フリーランスのPMOを目指す人におすすめの資格
PMP
PMP(Project Management Professional)はプロジェクトマネジメントの国際資格です。プロジェクトマネジメントに関する知識、経験、教育を測定します。
受験資格は以下の通りです。
- 高校卒業相当の資格保有者:60か月のPM経験を含めた7,500時間以上のPM業務経験
- 大学卒業相当の資格保有者:36か月のPM経験を含めた4,500時間以上のPM業務経験
- 35時間の公式なプロジェクトマネジメントの研修を修了した人
取得後も3年ごとに更新が必要で、難易度の高い資格です。
プロジェクトマネージャー試験
プロジェクトマネージャー試験は国家資格の一つで、プロジェクトマネージャーとして必要な予算管理やスケジュール管理などの知識を深めることができます。
プロジェクトマネージャー試験もかなり難易度の高い資格のため、取得できればクライアントから高く評価されるでしょう。
ITストラテジスト
ITストラテジスト試験は情報処理やITに関する基礎的な知識から、それらを活用したプロジェクトの策定、実行までの能力を測ります。

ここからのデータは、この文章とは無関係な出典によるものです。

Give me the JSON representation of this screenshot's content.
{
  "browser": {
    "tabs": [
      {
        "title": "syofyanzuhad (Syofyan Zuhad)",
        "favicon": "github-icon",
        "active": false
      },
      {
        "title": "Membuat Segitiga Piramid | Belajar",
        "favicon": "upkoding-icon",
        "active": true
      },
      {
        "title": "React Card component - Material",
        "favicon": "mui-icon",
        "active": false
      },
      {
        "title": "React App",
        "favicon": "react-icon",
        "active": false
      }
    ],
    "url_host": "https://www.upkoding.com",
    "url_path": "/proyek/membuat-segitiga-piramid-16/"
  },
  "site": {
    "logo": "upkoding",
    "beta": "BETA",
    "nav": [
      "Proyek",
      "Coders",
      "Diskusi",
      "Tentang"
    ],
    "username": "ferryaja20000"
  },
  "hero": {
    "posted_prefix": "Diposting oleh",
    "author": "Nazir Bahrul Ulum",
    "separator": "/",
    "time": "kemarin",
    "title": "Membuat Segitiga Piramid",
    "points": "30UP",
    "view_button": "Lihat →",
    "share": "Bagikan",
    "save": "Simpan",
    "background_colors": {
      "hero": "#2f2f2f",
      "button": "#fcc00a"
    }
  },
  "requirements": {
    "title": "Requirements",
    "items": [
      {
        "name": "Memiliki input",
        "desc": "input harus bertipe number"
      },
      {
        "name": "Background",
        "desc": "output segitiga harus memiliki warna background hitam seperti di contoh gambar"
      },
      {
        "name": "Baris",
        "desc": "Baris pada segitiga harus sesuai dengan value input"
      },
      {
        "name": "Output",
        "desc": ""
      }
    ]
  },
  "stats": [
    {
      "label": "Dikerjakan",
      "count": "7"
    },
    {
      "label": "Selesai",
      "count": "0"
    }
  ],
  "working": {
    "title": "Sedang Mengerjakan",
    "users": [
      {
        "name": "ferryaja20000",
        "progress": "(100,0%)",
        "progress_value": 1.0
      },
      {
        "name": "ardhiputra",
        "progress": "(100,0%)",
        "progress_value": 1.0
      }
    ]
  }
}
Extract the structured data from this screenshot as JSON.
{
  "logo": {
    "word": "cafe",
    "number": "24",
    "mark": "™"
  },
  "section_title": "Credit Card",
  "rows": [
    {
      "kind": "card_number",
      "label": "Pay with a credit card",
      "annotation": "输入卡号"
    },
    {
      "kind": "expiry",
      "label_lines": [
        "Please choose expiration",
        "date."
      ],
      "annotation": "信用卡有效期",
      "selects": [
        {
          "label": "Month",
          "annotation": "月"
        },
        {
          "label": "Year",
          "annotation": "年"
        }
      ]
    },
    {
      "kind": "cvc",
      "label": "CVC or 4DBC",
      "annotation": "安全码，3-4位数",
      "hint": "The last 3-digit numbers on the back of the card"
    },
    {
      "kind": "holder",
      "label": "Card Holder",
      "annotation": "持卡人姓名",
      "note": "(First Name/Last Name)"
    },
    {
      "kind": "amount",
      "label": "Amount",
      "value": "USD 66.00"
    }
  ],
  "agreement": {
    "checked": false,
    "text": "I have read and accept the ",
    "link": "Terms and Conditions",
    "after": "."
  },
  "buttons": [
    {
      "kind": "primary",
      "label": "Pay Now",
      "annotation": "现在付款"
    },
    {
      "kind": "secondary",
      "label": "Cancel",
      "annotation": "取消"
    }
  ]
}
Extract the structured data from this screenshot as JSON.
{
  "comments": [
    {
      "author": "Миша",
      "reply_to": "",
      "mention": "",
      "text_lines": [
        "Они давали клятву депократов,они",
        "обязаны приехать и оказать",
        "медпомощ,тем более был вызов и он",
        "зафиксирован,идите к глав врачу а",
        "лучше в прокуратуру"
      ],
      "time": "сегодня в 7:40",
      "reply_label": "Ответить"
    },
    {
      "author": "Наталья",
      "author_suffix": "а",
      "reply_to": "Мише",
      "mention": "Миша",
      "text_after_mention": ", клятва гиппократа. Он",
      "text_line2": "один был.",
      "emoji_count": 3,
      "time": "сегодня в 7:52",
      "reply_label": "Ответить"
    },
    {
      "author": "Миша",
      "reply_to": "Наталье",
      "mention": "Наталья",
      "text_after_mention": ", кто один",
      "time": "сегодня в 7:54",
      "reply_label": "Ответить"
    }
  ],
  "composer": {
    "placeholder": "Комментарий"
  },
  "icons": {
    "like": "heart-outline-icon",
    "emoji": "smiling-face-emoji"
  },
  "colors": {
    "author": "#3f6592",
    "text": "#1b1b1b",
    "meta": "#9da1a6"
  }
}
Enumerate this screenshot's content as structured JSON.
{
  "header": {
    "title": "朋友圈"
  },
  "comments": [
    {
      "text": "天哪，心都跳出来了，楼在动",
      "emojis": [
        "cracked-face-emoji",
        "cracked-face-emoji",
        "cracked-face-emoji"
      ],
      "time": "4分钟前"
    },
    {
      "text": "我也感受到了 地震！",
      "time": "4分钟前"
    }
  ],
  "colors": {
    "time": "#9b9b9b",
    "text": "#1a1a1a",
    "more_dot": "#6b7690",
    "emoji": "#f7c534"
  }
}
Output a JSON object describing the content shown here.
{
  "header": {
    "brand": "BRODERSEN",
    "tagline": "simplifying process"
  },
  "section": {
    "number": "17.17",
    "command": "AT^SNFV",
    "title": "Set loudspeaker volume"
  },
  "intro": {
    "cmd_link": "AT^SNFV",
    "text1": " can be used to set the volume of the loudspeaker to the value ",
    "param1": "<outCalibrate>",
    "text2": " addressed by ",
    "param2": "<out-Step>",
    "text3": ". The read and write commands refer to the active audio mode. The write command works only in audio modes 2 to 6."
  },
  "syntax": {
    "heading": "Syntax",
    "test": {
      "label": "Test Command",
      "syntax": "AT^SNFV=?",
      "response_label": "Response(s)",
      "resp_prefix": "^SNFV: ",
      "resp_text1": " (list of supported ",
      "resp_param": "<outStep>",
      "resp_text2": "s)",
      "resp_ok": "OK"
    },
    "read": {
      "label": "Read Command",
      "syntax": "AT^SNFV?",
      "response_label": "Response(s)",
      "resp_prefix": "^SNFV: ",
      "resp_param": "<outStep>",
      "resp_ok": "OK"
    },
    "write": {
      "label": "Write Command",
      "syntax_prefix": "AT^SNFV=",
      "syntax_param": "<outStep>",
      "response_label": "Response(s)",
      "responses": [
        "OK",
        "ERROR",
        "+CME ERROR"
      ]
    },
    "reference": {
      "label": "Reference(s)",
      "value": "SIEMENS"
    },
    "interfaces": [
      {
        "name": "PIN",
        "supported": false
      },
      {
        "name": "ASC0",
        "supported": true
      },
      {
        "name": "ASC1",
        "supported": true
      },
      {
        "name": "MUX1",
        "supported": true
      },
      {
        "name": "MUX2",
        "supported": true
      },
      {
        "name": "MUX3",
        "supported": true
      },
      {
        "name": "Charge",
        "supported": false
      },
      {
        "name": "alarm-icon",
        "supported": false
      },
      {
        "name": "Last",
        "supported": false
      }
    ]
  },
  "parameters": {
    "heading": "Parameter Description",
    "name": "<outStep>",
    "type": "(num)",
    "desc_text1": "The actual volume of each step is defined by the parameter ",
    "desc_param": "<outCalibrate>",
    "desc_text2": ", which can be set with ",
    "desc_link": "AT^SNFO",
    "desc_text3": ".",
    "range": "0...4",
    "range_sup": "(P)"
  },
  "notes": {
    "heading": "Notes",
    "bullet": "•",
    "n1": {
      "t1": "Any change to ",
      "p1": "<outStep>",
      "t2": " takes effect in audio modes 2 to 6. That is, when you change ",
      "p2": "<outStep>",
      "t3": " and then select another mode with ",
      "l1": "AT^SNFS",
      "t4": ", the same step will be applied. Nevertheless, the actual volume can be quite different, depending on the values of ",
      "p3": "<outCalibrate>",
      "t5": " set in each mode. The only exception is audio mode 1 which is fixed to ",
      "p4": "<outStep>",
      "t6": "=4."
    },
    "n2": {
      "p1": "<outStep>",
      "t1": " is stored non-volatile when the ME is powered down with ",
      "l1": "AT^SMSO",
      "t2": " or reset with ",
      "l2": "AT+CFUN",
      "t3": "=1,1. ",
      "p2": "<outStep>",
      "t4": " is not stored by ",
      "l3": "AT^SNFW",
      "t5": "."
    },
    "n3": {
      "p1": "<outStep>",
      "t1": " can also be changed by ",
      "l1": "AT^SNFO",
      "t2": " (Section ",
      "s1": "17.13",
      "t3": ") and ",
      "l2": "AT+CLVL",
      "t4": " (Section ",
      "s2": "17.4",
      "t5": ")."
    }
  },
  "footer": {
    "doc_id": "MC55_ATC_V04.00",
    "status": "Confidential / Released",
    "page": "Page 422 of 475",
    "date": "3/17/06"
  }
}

ITストラテジスト試験は経済産業省が管轄する情報処理技術者試験の中でも最も難易度の高い試験の一つであり、取得できれば高度なITスキルを証明できます。
フリーランスPMOを目指す人が準備すべきこと
実務経験を積んでおく
フリーランスのPMO案件のほとんどが実務経験を条件にしています。
そのため実務経験の無い人が、いきなりフリーランスのPMOとして活躍するのは難しいです。まずは未経験でも募集を行っているIT企業やコンサルタントファームで3年以上経験を積んでから、独立すると良いでしょう。
また、PMの経験がある人でも、必ずしもフリーランスのPMOとしてすぐに活躍できるわけではありません。
クライアントはPMOとしてすぐに結果を出せる人材を求めているため、PMOの知識が少ないと上手く仕事が進められないことがあります。独立する前にPMOの業務に関わっておくとよいでしょう。
クライアント対応の経験を積む
好きな場所で働けるリモートワークの需要は高く、リモートのPMO案件は数多く存在します。中には完全リモートの案件もあります。
しかし、完全リモートのPMO案件では、メンバーとのコミュニケーションや細かなトラブル対応などがしづらくなります。さらにリモート案件は結果だけを見て判断されるため、高いスキルが求められます。
リモートでもメンバーとのコミュニケーションを密に取ったり、出社とリモートを併用して対面でのコミュニケーションも取れるようにする、などの対策が必要です。
指揮型と主導型のPMO案件を経験する
支援型のPMO案件は、基本的に指揮権が無くサポートが多くなっています。
そのため、指揮権がある指揮型PMOや主導型PMOの案件に参画できると、スキルがあると見なされ次の案件獲得がしやすくなります。
おわりに
フリーランスPMOのメリット・デメリットやフリーランスPMOを目指す人が注意すべきポイントを紹介しました。
フリーランスのPMOは個人で動くことが多いため、会社員のPMOより高いスキルが求められます。しかし、報酬の高さや参画するプロジェクトの選択肢が増える、などメリットも大きい職種です。
コンサルティングファームに所属している人やPMO経験のある人は、ぜひ検討してみてください。